Now, Colgate has put floors 12, 13 and 14 on the sublease market, represented by a Colliers leasing team. Unlike the previous floors, however, the company is still on the hook for the space.
There is no asking rent, but one insider estimated a tenant would pay about $85 to $90 a foot for the lease, which still has 10 years left, depending on landlord contributions.
Further south, in Midtown, the law firm Wollmuth Maher & Deutsch inked a renewal lease for 15 years at 500 Fifth Avenue, a 687,565-square-foot office building at the corner of 42nd Street, information from leasing data tracking firm CompStak shows.
Cushman & Wakefield’s Stephen Baker, Mitchell Barnett and David Malawer represented the law firm, and Cushman’s Harry Blair and Sean Kearns represented the landlord.
The asking rent for the space was $60 per square foot — far below the average asking rent for Midtown, which was $69.49 per foot in November, up 12 cents per foot from the prior month, Colliers statistics showed. The availability rate for Midtown fell by 0.1 points to 11.6 percent last month compared to the prior month.

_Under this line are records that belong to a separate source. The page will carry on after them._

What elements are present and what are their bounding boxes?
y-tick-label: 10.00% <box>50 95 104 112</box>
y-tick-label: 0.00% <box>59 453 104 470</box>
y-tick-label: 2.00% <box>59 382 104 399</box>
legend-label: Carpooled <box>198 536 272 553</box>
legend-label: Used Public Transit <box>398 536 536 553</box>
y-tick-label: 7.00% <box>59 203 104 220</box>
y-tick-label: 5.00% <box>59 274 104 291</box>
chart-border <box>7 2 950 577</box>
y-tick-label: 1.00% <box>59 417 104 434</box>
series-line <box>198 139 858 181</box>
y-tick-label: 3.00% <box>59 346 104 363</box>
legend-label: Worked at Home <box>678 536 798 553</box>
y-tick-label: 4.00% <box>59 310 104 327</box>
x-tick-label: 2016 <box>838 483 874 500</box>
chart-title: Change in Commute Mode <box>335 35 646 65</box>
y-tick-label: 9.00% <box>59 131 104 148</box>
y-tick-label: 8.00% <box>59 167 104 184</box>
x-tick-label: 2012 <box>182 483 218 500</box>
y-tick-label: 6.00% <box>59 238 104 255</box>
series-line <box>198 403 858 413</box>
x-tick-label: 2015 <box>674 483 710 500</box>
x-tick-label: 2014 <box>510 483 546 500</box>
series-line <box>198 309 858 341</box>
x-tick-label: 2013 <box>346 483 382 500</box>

The heavy concentration of tech tenants in Midtown South is not breaking news, but new data from commercial firm Jones Lang LaSalle shows just how intense interest from those tech firms actually is in the area.
Since the start of the year, 66 percent of the square footage that was rented in the Greenwich Village submarket was leased by tech firms, JLL reported. That amounted to 244,610 square feet of the total 371,095 square feet leased. The largest Greenwich Village deal was Facebook taking nearly 100,000 square feet at 770 Broadway. Meanwhile, 45 percent of the space leased in Chelsea was taken by tech firms this year.

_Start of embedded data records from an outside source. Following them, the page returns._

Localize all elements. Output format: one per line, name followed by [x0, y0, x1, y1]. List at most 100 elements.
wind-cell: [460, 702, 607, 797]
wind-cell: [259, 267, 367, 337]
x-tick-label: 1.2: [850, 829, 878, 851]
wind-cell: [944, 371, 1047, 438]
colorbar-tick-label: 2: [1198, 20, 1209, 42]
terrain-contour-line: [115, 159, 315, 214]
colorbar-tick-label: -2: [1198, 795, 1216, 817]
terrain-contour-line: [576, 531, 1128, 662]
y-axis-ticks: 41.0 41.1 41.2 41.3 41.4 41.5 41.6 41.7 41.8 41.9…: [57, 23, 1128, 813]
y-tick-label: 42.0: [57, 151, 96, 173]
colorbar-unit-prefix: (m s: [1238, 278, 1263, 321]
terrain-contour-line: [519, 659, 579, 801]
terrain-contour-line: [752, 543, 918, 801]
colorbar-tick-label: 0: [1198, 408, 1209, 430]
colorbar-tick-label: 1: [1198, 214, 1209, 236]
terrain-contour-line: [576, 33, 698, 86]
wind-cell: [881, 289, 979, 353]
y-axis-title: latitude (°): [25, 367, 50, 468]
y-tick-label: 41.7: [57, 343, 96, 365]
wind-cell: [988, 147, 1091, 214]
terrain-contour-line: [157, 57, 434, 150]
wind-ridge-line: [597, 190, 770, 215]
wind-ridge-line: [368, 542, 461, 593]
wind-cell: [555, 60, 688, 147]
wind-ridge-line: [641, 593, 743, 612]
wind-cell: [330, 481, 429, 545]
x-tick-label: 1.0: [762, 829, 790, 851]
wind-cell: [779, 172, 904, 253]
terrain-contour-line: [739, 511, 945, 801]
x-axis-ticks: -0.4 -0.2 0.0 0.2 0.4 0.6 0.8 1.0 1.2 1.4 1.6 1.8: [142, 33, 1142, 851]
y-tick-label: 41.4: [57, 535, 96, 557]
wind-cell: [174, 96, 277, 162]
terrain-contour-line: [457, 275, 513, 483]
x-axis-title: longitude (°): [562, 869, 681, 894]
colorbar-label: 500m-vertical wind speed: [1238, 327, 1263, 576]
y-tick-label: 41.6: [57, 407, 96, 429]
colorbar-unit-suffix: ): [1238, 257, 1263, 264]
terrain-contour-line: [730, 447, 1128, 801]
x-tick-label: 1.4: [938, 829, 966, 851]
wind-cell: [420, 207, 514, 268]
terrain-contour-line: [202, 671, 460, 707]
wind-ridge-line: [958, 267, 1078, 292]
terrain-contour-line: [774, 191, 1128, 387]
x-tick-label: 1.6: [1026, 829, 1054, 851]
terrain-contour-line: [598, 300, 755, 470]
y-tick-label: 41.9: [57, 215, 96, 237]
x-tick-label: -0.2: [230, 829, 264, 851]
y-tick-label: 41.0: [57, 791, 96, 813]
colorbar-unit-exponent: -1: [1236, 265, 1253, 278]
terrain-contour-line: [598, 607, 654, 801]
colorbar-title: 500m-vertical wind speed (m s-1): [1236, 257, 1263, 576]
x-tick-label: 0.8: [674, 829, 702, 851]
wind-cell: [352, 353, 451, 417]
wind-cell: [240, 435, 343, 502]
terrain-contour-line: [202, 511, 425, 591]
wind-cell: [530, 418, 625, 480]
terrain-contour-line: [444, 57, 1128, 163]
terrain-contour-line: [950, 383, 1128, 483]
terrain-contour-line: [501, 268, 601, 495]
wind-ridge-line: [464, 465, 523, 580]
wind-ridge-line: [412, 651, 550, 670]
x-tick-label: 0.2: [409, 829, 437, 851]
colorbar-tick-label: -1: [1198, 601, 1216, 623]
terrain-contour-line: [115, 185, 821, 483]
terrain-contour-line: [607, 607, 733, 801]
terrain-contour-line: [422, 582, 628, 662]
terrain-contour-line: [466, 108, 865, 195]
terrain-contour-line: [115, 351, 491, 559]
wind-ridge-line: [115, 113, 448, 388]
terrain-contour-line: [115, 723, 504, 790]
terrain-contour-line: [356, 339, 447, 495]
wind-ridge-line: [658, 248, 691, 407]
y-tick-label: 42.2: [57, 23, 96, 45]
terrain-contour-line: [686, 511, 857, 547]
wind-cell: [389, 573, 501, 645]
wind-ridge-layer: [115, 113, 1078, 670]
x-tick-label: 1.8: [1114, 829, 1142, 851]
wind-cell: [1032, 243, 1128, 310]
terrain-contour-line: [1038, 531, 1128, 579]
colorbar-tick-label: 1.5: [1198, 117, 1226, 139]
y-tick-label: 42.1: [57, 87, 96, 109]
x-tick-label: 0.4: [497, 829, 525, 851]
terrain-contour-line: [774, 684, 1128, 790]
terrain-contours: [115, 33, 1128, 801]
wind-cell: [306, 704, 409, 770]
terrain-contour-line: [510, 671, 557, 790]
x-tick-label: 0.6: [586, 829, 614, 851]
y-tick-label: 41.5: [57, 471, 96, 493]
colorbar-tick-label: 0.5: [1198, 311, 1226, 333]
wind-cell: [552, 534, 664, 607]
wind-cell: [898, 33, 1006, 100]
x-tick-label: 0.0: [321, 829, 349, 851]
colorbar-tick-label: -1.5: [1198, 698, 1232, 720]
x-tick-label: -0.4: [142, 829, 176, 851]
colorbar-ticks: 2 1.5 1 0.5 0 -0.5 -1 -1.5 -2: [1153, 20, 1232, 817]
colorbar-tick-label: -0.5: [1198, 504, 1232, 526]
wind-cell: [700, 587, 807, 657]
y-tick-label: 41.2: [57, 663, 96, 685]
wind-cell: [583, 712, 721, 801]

In Midtown South overall, 38 percent of the deals were with such firms. For example, the website 1stdibs.com, an online antique store, inked a deal for about 42,232 square feet at developer Edward Minskoff’s spec tower 51 Astor Place. According to Crain’s, Twitter was also looking at the building.
But it’s mostly the old buildings luring tech tenants. One factor is that the old loft-style structures tend to have the open layouts favored by start-ups.
A new large block of space in a 1925 building, 79 Madison Avenue, was listed last month. The 287,000-square-foot building is just north of Madison Square Park, one of the city’s big tech hubs.
“We are targeting a single user for this large block, which includes the possibility for a ‘building-within-a-building’ option,” said Robert Getreu, executive vice president at Colliers.
That would give a single user a private lobby and interior elevators. Colliers declined to disclose an asking rent.
But the average asking rent in Midtown South fell by $0.58 per foot to $53.98 per square foot in November, and the availability rate rose by 0.1 points to 9.2 percent last month, Colliers figures show.
Another big block of space hit the market in Lower Manhattan, and it might already be spoken for, insiders said.
The brokerage CBRE Group put floors 11, 12 and 13 at ACTA Realty’s 25 Broadway, an 858,000-square-foot office building at Morris Street, on the market last month, CoStar showed. The floors have a combined 130,037 square feet.
Several industry sources said the nonprofit Teach for America, represented by CBRE’s New York Tri-State CEO, Mary Ann Tighe, was negotiating a lease last month for that space at the building. It could take as much as 170,000 square feet in the building, insiders said.
Teach for America and the landlord did not respond to requests for comment. CBRE declined to comment.
The asking rent for the space was $34 per foot, CoStar data showed.
That was significantly below the average asking rent for the market, which rose by $0.14 per foot to $47.51 per square foot, as the availability rate fell by 0.3 points to 14.4 percent, last month, the Colliers statistics showed.